Is it alright to add a bit of water to my rabbit's pellets? Today while I was preparing his dinner I accidentally spilt some water into my rabbit's pellets, but when I left to get him some dry pellets he began eating them, and he rarely ever eats pellets. Basically, he seems to like them better damp than dry. They weren't so wet that they were liquid, they were just a bit softer than usual.

So, would it be alright to wet them down? Or would it cause blockages or whatever?

Rachel.


----------



## MsBinky (Nov 17, 2007)

It's not a big thing if you spill the water. However, I would be concerned about the teeth not grinding down (though I know the pellet isn't the main thing that grinds them). I just think that it's better to let him have them dry as it will make his jaw and teeth work more. I hope I am making sense


----------



## maherwoman (Nov 17, 2007)

I would worry about mold...


----------



## monklover (Nov 17, 2007)

*maherwoman wrote: *


> I would worry about mold...


I think that what Rachel is saying is that right before she feeds Ollie, she just wets them down. Could this still cause mold if it is just right before he eats them?


----------



## Mikoli (Nov 17, 2007)

Yes, I would give him the dampened pellets just before he eats them, not wet them down, let's say, a week before and then feed it to him. So I wouldn't be too concerned about mold.

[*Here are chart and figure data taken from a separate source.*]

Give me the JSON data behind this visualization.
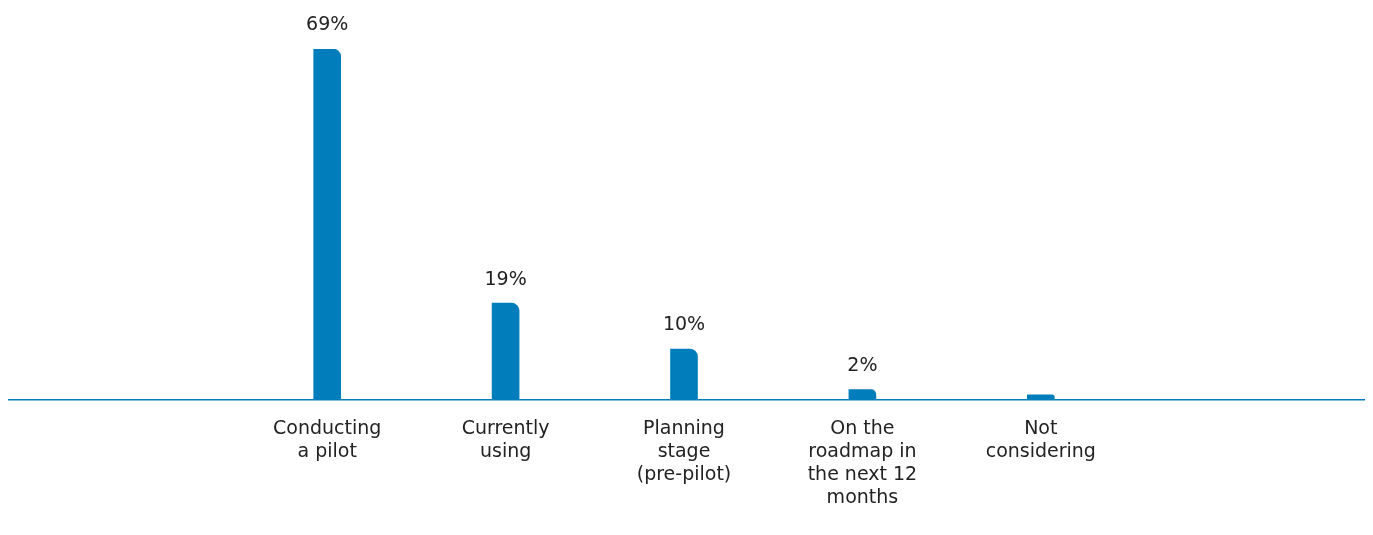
{
  "chart_data": {
    "type": "bar",
    "categories": [
      "Conducting a pilot",
      "Currently using",
      "Planning stage (pre-pilot)",
      "On the roadmap in the next 12 months",
      "Not considering"
    ],
    "values": [
      69,
      19,
      10,
      2,
      1
    ],
    "value_labels": [
      "69%",
      "19%",
      "10%",
      "2%",
      null
    ],
    "color": "#007dba",
    "grid": false,
    "legend": false
  }
}
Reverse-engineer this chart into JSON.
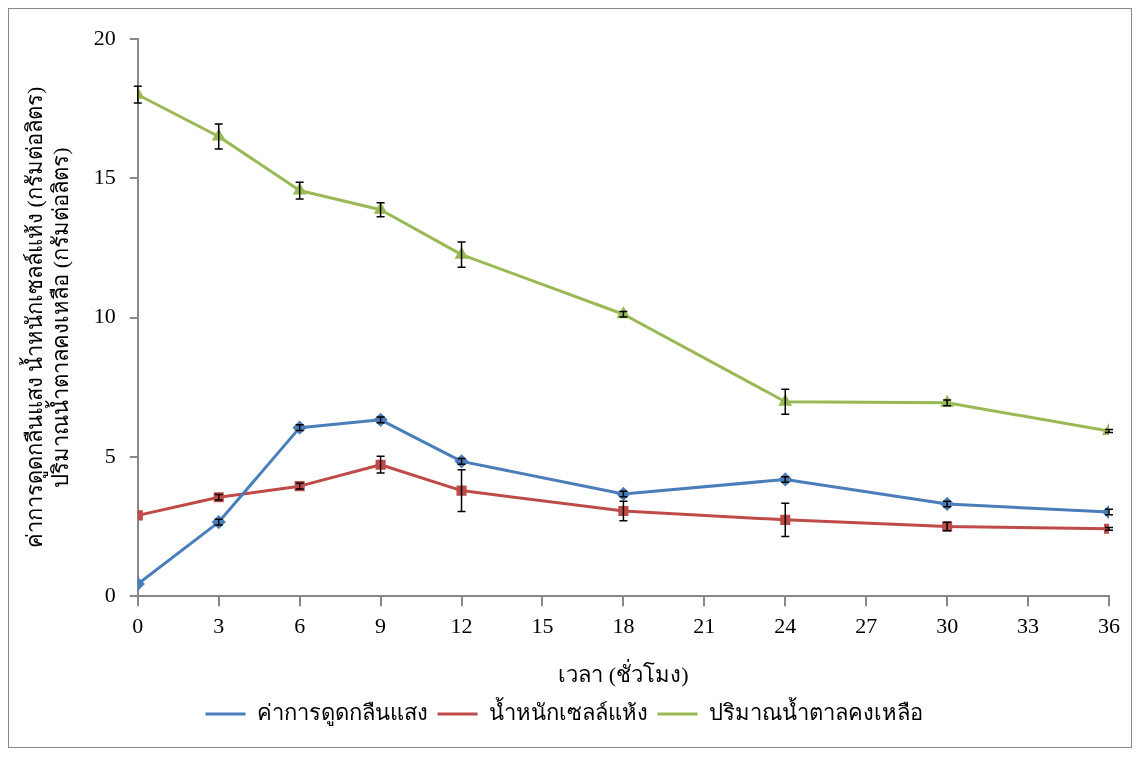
{
  "chart_data": {
    "type": "line",
    "xlabel": "เวลา (ชั่วโมง)",
    "ylabel": "ค่าการดูดกลืนแสง น้ำหนักเซลล์แห้ง (กรัมต่อลิตร)\nปริมาณน้ำตาลคงเหลือ (กรัมต่อลิตร)",
    "x": [
      0,
      3,
      6,
      9,
      12,
      18,
      24,
      30,
      36
    ],
    "xlim": [
      0,
      36
    ],
    "xticks": [
      0,
      3,
      6,
      9,
      12,
      15,
      18,
      21,
      24,
      27,
      30,
      33,
      36
    ],
    "ylim": [
      0,
      20
    ],
    "yticks": [
      0,
      5,
      10,
      15,
      20
    ],
    "grid": false,
    "legend": "bottom",
    "line_style": "solid",
    "series": [
      {
        "name": "ค่าการดูดกลืนแสง",
        "color": "#4a7ebb",
        "marker": "diamond",
        "values": [
          0.44,
          2.66,
          6.05,
          6.33,
          4.84,
          3.67,
          4.19,
          3.31,
          3.02
        ],
        "errors": [
          null,
          0.1,
          0.1,
          0.1,
          0.1,
          0.1,
          0.1,
          0.1,
          0.1
        ]
      },
      {
        "name": "น้ำหนักเซลล์แห้ง",
        "color": "#be4b48",
        "marker": "square",
        "values": [
          2.9,
          3.55,
          3.95,
          4.72,
          3.79,
          3.06,
          2.74,
          2.5,
          2.42
        ],
        "errors": [
          null,
          0.1,
          0.1,
          0.3,
          0.75,
          0.35,
          0.6,
          0.15,
          0.05
        ]
      },
      {
        "name": "ปริมาณน้ำตาลคงเหลือ",
        "color": "#98b954",
        "marker": "triangle",
        "values": [
          18.0,
          16.5,
          14.56,
          13.87,
          12.26,
          10.12,
          6.98,
          6.94,
          5.93
        ],
        "errors": [
          0.3,
          0.45,
          0.3,
          0.25,
          0.45,
          0.1,
          0.45,
          0.1,
          0.05
        ]
      }
    ]
  }
}
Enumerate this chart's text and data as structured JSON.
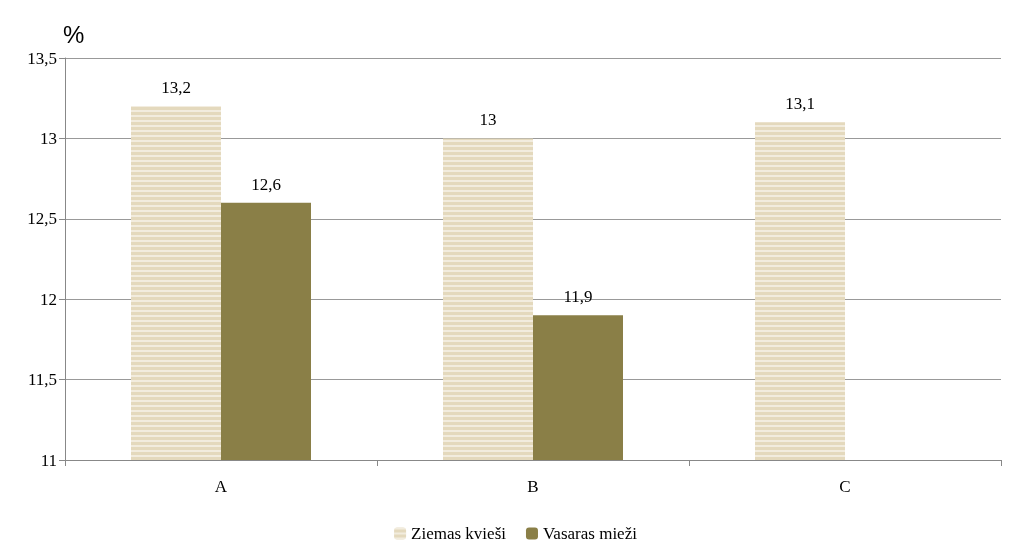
{
  "chart_data": {
    "type": "bar",
    "ylabel": "%",
    "categories": [
      "A",
      "B",
      "C"
    ],
    "series": [
      {
        "name": "Ziemas kvieši",
        "color": "#e4d9bd",
        "values": [
          13.2,
          13,
          13.1
        ],
        "value_labels": [
          "13,2",
          "13",
          "13,1"
        ]
      },
      {
        "name": "Vasaras mieži",
        "color": "#8a7f47",
        "values": [
          12.6,
          11.9,
          null
        ],
        "value_labels": [
          "12,6",
          "11,9",
          null
        ]
      }
    ],
    "ylim": [
      11,
      13.5
    ],
    "yticks": [
      11,
      {
        "value": 11.5,
        "label": "11,5"
      },
      12,
      {
        "value": 12.5,
        "label": "12,5"
      },
      13,
      {
        "value": 13.5,
        "label": "13,5"
      }
    ],
    "grid": "y",
    "legend": "bottom"
  }
}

As for the teeth grinding down thing, I don't think it would be too much of a problem with Ollie. As I mentioned before, he doesn't actually eat his pellets very much. I still give it to him, but usually he only eats a mouthful or so. But, after they were damp, he ate it all for once.

I think what I'm going to do is give him damp pellets once every two, three days, the rest is dry, so that he gets a mix.

Thanks for your help,
Rachel.


----------



## monklover (Nov 17, 2007)

That sounds like a good idea. As long as he has hay to munch on I think his teeth will be just fine.


----------



## Haley (Nov 17, 2007)

Yeah you can wet them down a little before you feed them- just be sure to throw out the old pellets if there are any uneaten.

As for his teeth, does he eat a good amount of hay? If so he should be fine.

Max was only pellet slurry (very very watered down pellets) for almost a year with his teeth problems.


----------



## Phinnsmommy (Nov 18, 2007)

I think it sounds fine, but I think you should check his teeth to make sure there isn't a problem why he likes the better with water.


----------